Ovotransferrin (OVT) is an iron-binding glycoprotein, found in egg white and serum. It appears to be a multi-functional protein with a major role in avian natural immunity and antimicrobial activity. In this study, the effects of high-intensity pulsed electric fields (HIPEF) on antibacterial activity of OVT particularly for Escherichia coli and the changes in its iron-binding capacity were investigated. Fluorescence spectra technology was used to analyze possible structural changes of OVT, explaining and exploring the effects of the HIPEF technology on the mechanisms that determine the protein activity. The results showed that when the electrical field intensity was 40 kV.cm^-1, the antibacterial activity of OVT solution was the highest 87.9% as compared to the control (6.052×107CFU.mL^-1) and iron-binding capacity reached the maximum 0.733, which was 2.4 times higher as compared to the control. When the pulse number reached at 80, the antibacterial activity of OVT solution increased up to 74.5% as compared to the control (6.052×107CFU.ml^-1) and iron-binding capacity was 1.9 times higher than that of control.

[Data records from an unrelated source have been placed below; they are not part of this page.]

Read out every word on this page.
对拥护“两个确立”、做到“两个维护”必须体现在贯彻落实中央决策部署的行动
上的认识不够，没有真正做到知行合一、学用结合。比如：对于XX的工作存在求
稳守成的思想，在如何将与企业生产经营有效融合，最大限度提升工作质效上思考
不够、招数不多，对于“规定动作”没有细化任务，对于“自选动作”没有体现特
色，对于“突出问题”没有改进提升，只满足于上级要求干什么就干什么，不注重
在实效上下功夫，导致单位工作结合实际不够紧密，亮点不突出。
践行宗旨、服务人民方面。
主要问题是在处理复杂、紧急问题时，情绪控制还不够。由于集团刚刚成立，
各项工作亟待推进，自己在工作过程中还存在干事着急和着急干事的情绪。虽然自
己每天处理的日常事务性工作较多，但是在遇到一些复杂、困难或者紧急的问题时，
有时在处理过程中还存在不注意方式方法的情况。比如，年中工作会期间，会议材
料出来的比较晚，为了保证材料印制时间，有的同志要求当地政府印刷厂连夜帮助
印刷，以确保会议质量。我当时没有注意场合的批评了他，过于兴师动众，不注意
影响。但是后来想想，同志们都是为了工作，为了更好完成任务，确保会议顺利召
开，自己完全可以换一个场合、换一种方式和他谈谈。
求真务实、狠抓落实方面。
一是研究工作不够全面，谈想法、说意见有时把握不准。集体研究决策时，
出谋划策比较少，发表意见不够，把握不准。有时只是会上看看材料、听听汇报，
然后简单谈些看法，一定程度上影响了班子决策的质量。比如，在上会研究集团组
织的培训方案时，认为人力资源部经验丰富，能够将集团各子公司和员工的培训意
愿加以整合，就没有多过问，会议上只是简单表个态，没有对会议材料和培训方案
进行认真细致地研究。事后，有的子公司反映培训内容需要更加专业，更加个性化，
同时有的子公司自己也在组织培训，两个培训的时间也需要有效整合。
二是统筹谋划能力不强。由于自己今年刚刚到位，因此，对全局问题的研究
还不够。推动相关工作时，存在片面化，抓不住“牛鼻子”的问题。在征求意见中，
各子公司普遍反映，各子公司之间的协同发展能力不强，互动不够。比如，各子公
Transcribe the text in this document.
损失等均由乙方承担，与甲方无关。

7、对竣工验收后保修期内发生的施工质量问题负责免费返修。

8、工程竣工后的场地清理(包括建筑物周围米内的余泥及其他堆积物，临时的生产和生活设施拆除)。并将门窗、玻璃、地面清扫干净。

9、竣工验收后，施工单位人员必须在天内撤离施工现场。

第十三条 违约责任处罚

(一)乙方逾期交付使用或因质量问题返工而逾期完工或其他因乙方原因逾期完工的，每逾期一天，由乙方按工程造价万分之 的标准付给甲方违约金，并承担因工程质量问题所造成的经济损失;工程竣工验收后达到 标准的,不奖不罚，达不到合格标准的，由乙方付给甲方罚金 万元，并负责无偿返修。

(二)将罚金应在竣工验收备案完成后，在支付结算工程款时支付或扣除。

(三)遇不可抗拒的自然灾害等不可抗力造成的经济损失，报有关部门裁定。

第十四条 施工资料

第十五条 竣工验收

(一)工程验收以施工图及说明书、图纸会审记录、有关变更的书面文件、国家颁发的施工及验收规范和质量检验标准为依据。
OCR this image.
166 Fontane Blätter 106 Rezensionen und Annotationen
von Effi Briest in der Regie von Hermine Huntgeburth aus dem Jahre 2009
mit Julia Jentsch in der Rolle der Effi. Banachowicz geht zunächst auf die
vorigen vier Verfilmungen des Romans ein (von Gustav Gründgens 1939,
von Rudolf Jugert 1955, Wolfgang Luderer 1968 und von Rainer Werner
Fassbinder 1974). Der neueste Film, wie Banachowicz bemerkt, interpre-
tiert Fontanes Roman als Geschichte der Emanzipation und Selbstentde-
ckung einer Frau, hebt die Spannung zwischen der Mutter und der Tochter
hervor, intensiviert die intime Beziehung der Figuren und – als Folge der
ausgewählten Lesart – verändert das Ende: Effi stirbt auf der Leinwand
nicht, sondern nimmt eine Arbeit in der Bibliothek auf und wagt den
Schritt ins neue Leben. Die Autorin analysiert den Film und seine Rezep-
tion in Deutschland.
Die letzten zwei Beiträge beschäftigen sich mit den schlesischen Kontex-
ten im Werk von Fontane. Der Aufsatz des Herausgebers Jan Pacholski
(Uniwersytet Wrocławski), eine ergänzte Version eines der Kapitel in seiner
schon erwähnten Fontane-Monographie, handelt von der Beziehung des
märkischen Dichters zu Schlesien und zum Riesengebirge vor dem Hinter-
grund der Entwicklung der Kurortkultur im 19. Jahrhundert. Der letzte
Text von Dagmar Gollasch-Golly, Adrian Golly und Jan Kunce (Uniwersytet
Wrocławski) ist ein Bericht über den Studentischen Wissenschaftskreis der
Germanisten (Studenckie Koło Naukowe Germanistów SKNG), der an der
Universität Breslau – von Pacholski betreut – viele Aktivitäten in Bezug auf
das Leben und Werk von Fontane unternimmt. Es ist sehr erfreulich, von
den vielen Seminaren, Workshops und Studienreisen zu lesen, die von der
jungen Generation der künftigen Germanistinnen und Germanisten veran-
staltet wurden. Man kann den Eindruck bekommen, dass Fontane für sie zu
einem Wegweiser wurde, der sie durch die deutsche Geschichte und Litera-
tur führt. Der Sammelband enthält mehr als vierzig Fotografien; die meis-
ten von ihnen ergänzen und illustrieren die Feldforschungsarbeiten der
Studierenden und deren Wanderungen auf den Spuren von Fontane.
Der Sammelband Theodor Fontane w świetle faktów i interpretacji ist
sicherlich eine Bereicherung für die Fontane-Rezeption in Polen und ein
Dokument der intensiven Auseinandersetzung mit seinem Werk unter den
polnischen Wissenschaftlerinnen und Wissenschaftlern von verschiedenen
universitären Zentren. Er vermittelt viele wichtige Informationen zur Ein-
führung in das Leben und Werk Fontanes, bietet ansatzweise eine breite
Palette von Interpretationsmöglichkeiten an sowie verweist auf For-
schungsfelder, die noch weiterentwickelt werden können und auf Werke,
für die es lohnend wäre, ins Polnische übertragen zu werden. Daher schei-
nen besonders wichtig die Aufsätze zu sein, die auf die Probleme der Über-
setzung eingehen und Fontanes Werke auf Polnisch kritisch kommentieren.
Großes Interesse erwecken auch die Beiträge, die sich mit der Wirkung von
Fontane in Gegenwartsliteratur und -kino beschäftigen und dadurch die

With the change of pH values from 7.0 to 8.0, the iron-binding capacity was slightly decreased, the difference was not significant among the groups (P>0.05). Fluorescence spectra analysis showed that the microenvironment of OVT changed with the increase of the pulsed electric field intensity and number and changes in the fluorescence intensity were measured constantly with fluroescensce quench phenomena occurring. The fluorescence intensity was reduced to minimum at 40 kV.cm^-1or 80 pulse number. The results showed that the changes of the iron-binding capacity after HIPEF treatment were strongly linked with the changes of the antibacterial activity. An increase of the electrical field intensity and change in treatment time induced higher inhibition of Escherichia coli with OVT.